Conversing with God in Prayer —
Finding little of meaningful conservative Presbyterian history on this day, December 11, we turn to the magnificent question and answer of Shorter Catechism 98 as it deals with prayer. It reads: “What is prayer? A. Prayer is an offering up of our desires unto God for things agreeable to his will, in the name of Christ, with confession of our sins, and thankful acknowledgement of his mercies.”
It is interesting to this writer that the Larger Catechism on the same theme has the unique phrase “by the help of his Spirit” which is not found in the Shorter Catechism. The latter catechism has the solo phrase “for things agreeable to his will” which is not found in the Larger Catechism. Both are biblical, of course, and we will treat both in this devotional.
Prayer is an offering up of our desires unto God. The Psalmist exhorts in Psalm 62:8 to “pour out your heart before him.” (ESV) As both His creatures and His children, we are dependent upon Him for everything. So He invites us to offer us our desires unto both our Creator and Redeemer.
Yet we must be careful in that those desires are to be for things which are “only agreeable to His will.” It isn’t praying for anything our spirit wants. It is praying for things which conform to His Holy Word and submit to His will. Moses in Deuteronomy 29:29 specifically told us that “the secret things belong to the LORD our God, but the things that are revealed belong to us and to our children forever, that we may do all the words of this law.” (ESV)
Obviously, we need “the help of the Spirit” in these desires. Paul in Romans 8 tells us in verse 26, 27, that “we do not know what to pray for as we ought, but the Spirit himself intercedes for us with groanings too deep for words. And he who searches hearts know what is the mind of the Spirit, because the Spirit intercedes for the saints according to the will of God.” (ESV) There will be no effective prayer without the Spirit coming alongside of us to aid us in this privilege.
And yes, it must be in “the name of Christ.” This may be the bare mentioning of His name during and at the end of prayer. But primarily it speaks of drawing our strength from the intercessory work of Jesus Christ on our behalf. It was Jesus Himself who put Himself down as an advocate when in John 16:23, he said “Whatever you ask of the Father in my name, he will give it to you.”
Next, “confessing of our sins” must always be a part of our prayers. Why? Because as the Psalmist said again, “if I had cherished iniquity in my heart, the Lord would not have listened.” (Psalm 66:18 ESV) We must confess, or as the original says, “say the same things as” the Lord who convicts us of general and particular sins. Then, we can claim the promise of 1 John 1:9 that “he is faithful and just to forgive us our sins and to cleanse us from all unrighteousness.”

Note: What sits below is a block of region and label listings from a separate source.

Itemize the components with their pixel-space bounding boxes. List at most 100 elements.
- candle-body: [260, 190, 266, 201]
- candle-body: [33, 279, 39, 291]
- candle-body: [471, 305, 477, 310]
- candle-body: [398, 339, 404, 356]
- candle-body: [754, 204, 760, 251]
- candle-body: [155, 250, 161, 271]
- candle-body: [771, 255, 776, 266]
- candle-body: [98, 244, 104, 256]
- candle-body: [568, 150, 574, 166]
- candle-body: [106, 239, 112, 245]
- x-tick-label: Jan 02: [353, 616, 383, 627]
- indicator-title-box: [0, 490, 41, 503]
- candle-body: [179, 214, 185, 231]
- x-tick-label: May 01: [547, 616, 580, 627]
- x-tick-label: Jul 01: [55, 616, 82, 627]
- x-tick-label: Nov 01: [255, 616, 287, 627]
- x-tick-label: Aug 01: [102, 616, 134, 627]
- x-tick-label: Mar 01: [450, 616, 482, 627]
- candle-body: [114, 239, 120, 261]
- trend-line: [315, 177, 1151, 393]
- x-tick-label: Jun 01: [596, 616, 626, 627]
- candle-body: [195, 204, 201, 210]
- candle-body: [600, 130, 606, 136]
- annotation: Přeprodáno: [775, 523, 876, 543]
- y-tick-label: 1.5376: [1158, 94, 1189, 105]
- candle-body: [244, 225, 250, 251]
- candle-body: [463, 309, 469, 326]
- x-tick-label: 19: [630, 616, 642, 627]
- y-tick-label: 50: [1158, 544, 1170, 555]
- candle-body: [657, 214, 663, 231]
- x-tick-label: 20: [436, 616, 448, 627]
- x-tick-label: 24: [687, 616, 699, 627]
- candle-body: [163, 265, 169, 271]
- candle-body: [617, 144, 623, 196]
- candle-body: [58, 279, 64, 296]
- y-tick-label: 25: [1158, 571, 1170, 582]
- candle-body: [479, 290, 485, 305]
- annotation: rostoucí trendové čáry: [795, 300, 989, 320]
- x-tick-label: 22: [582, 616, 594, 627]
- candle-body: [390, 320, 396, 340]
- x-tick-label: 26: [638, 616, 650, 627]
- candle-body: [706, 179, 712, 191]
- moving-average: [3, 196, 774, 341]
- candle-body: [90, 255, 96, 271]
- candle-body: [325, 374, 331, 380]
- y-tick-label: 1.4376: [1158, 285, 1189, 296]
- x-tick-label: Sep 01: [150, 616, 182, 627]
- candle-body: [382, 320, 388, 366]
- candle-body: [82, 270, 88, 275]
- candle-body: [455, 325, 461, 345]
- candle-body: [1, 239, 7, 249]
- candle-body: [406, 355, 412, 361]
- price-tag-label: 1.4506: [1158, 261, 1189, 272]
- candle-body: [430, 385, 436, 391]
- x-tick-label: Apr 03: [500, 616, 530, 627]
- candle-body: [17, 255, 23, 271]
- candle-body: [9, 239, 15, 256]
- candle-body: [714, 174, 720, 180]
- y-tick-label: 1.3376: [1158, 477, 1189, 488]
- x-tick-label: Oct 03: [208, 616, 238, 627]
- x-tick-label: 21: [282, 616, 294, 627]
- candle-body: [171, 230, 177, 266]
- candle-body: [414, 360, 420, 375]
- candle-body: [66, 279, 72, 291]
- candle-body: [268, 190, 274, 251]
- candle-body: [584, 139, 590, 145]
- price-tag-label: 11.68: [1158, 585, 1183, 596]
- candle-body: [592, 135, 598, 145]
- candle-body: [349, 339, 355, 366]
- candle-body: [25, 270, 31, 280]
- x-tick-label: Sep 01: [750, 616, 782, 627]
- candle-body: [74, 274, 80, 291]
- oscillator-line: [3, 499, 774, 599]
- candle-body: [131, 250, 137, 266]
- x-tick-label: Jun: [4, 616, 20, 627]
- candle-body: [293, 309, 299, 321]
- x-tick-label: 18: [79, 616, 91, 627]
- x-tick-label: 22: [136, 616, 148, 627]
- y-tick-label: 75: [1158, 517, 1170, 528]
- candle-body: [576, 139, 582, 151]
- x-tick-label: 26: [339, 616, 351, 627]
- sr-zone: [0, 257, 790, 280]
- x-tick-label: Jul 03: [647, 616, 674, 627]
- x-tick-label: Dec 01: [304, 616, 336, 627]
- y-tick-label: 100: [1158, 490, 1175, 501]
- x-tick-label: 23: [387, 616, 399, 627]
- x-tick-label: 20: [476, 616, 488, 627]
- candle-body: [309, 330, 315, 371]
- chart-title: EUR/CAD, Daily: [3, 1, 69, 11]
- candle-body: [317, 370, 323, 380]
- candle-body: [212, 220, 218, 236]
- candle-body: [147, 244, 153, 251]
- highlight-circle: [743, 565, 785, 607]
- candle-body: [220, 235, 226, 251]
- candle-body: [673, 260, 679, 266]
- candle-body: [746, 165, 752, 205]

Last, thanksgiving or a “thankful acknowledgement of his mercies,” or offering our gratitude for all His answers to our prayers, is in order. “In everything give thanks,” Paul commands His people in 1 Thessalonians 5:17.
We haven’t placed down prayer on these devotionals, believing simply that this was a “given” anytime we sit down to reflect on His providence in days gone by as well as the present. But we need to be men and women of prayer, as we see the day of His coming approaching.
Words to live by: There are countless books on the subject of prayer. We could spent out entire spiritual life reading them. What is important however is that we simply learn by praying. We can be in the spirit of prayer. We can pray generally. We can pray specifically. We can pray with ourselves or with others. But above all, be men and women of prayer.
Through the Scriptures: Hebrews 1 – 4
Through the Standards: The importance of assemblies
“For the better government, and further edification of the Church, there ought to be such assemblies as are commonly called Synods or Councils; and it belongs to the overseers and other rulers of the particular churches, by virtue of their office, and the power which Christ has given them for edification and not for destruction, to appoint such assemblies; and to convene together in them, as often as they shall judge it expedience for the good of the church.”